James Cridland’s International Radio Trends: AI and Radio

James Cridland, radio futurologist, is a conference speaker, writer and consultant. He runs the media information website media.info and helps organise the yearly Next Radio conference. He also publishes podnews.net, a daily briefing on podcasting and on-demand, and writes a weekly international radio trends newsletter, at james.crid.land.


Above: seen in Toronto. Today Radio is owned by Stingray, and is an adult-hits format station. I have a dream of doing a session at a radio conference where advertising professionals look at ads from radio stations and work out if anyone would take any notice of them – I would say that at least it’s not just promoting the music mix, but I wonder whether this would work better if it was able to change in terms of the topics they’re discussing on the station. The website appears to be a collection of their social posts; the station is based on Now! Radio, which has worked excellently in other markets in Canada.

AI and you

A few weeks ago I was at Radiodays North America in Toronto, Canada, and the first keynote of the event was Daniel Anstandig from Futuri, talking about RadioGPT. He quoted a bit from my review earlier in the year, which was fun.

The excellent Fred Jacobs (who was also there, but I didn’t see him) has written about “AI Ashley”, an AI-generated radio DJ using RadioGPT, in Portland.

It’s certainly the talk of the industry. One delegate at Radiodays North America was incensed that a senior Rogers exec could stand up and claim that people were the important thing for the future of radio, but also stand up and say that he was looking at using RadioGPT as well. This is, apparently, a bad thing.

I’m not so sure it is.

Any technology can be used for good and for bad. Just ask anyone who’s used Twitter.

When I started in radio, all the talk was how music was beginning to be scheduled by computer, and how this was a bad thing. Then, we moved from DJs playing audio from carts and vinyl and CDs, to just hitting the ‘next’ button on a playout system. This is just the next step in the evolution of how radio is produced.

RadioGPT could be used to replace DJs on music intensive radio stations. But you probably don’t want to do that. That’s unlikely to be a good long-term plan.

What’s likely to be a better long-term plan is to consider using AI to add to the output of your station.

If it were me in charge (and it isn’t, thankfully), I’d be replacing hours which have non-stop music, and injecting some form of AI output in those hours. Radio’s USP is that it offers more than Spotify on shuffle; but if you’re just running an hour-long music sweep, you’re offering nothing that Spotify can’t do better: which is where AI comes in, you’d think.

But let’s also consider the other bits of radio’s output. Tightly formatted output like travel news or weather? That seems ideal to be handled by AI to me. Maybe you’re a bloke doing an afternoon show: could you get a female AI voice to do the travel every half hour? Would that make the sound of the station a little less blokey?

I’m occasionally using AI to save me time: relatively often, I’m typing into Google’s Bard the prompt: “Please summarise the following text in a paragraph containing three sentences” and then copy/pasting a big wordy press release into.
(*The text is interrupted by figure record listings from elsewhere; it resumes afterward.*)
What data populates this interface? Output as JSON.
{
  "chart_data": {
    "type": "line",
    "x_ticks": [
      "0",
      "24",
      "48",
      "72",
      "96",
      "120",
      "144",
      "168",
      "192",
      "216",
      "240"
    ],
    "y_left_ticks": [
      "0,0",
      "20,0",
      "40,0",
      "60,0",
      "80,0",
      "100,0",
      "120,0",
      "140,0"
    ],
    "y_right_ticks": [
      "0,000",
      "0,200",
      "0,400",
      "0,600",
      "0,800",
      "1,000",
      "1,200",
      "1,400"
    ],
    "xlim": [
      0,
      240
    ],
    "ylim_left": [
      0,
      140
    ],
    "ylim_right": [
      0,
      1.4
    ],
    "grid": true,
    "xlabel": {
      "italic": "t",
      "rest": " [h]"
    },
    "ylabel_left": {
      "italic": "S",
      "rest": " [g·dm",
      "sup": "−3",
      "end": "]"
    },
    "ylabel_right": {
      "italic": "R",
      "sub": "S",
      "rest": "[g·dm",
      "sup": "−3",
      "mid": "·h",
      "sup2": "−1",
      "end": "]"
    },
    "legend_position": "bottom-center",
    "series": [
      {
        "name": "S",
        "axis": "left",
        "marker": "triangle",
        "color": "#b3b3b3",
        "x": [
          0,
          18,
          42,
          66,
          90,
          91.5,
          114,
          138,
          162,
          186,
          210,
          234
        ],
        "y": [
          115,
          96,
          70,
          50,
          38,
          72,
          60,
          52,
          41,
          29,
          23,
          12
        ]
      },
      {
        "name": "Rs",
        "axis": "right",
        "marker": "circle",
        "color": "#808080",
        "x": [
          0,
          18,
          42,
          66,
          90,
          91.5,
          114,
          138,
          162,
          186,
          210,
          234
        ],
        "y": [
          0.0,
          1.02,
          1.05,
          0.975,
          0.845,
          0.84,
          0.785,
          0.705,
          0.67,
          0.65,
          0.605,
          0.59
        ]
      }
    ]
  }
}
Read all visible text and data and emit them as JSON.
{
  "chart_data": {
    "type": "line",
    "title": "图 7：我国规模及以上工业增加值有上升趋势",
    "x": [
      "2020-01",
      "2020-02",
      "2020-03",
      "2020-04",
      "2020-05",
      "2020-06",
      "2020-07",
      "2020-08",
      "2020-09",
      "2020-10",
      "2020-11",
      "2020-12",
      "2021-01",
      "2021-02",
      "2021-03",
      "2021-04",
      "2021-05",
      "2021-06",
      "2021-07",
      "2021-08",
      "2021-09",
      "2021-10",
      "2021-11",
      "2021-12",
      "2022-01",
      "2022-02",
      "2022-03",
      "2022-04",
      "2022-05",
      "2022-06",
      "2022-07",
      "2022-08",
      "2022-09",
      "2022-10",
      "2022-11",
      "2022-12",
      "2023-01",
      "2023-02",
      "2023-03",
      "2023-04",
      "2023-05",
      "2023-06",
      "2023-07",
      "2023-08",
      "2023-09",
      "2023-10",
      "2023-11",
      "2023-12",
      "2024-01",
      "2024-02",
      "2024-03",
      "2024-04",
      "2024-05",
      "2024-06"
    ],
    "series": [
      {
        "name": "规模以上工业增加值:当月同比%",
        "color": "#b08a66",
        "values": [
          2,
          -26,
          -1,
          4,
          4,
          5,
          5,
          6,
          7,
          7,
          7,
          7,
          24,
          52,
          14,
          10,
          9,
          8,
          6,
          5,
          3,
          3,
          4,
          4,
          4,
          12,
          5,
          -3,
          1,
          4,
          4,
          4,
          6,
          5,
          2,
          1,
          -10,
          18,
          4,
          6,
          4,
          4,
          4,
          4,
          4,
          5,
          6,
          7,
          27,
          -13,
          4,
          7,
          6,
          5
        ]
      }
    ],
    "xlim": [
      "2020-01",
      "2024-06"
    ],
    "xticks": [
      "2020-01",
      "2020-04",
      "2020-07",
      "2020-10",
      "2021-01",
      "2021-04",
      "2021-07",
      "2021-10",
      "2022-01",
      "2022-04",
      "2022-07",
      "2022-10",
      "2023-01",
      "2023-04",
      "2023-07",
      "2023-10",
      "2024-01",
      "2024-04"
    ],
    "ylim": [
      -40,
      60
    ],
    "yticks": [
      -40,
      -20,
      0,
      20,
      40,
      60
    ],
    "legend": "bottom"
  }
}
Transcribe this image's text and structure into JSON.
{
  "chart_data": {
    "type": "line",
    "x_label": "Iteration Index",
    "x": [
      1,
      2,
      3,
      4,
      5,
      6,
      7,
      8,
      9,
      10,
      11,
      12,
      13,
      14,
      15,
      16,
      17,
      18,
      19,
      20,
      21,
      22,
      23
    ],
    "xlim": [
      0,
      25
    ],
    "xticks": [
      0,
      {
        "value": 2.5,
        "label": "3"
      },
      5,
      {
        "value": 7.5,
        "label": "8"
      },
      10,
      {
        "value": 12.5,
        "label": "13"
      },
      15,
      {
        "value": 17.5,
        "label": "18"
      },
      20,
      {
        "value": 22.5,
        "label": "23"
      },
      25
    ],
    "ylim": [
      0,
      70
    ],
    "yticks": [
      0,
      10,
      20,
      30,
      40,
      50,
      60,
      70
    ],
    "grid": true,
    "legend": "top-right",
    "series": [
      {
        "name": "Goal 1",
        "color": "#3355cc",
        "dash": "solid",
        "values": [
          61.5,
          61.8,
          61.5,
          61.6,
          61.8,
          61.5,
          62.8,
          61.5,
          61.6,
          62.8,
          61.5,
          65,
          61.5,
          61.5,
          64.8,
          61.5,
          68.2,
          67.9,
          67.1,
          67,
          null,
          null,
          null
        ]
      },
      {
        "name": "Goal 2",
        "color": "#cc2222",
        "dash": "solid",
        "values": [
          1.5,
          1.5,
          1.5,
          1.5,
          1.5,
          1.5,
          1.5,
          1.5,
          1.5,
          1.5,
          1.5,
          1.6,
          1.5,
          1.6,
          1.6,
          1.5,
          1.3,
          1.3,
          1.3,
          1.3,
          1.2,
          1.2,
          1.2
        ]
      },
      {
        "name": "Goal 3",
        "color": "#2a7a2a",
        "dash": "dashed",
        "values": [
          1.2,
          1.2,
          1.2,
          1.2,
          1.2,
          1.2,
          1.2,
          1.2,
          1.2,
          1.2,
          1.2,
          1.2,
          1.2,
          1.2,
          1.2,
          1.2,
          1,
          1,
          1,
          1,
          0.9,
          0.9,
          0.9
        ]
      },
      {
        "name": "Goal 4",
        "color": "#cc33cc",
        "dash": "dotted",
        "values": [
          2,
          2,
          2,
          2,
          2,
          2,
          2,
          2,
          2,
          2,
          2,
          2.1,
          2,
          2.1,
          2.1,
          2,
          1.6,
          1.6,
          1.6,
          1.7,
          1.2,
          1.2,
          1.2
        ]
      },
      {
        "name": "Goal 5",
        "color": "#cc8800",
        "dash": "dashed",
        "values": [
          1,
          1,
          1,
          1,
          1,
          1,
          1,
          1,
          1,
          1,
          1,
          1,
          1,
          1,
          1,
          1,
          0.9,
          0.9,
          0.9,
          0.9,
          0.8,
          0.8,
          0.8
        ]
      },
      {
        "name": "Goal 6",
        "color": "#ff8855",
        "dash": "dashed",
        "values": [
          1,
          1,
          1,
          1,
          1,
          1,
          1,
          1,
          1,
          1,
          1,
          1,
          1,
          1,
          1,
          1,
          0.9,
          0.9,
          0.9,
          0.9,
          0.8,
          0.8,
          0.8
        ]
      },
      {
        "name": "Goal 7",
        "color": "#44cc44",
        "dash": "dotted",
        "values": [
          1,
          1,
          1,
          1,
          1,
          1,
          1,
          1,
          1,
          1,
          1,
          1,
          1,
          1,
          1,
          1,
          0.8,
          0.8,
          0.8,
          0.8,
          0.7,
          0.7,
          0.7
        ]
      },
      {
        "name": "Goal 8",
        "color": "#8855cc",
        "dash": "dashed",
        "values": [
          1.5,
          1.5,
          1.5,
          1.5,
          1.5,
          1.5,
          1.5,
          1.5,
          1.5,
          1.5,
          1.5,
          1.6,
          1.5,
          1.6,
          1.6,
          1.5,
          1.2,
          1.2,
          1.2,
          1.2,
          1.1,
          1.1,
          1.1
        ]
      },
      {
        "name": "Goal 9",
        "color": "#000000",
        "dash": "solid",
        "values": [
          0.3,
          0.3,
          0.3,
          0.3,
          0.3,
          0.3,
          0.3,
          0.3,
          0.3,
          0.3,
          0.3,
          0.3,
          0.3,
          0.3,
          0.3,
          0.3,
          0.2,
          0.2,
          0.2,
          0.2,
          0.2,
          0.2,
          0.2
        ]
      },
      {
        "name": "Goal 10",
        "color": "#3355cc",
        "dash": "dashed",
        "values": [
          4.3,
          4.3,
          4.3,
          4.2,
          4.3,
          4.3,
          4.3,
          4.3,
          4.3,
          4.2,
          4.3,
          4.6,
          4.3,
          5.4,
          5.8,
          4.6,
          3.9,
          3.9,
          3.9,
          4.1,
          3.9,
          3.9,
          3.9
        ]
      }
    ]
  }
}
Is that the sort of thing that could help a busy team somewhere?

Can it be used to better schedule music (can it understand categorisations and help data entry)?

I had the same knee-jerk reaction against AI “taking all our jobs”. But the more I think about it, the more these tools can be used to help.

The idea of using artificial stuff to fill non-peak hours isn’t new, of course; I believe that County Sound group’s Eagle FM had “Talon”, a robotic presenter, doing overnights for some years in the 1990s. Perhaps it’s here that AI can help a little.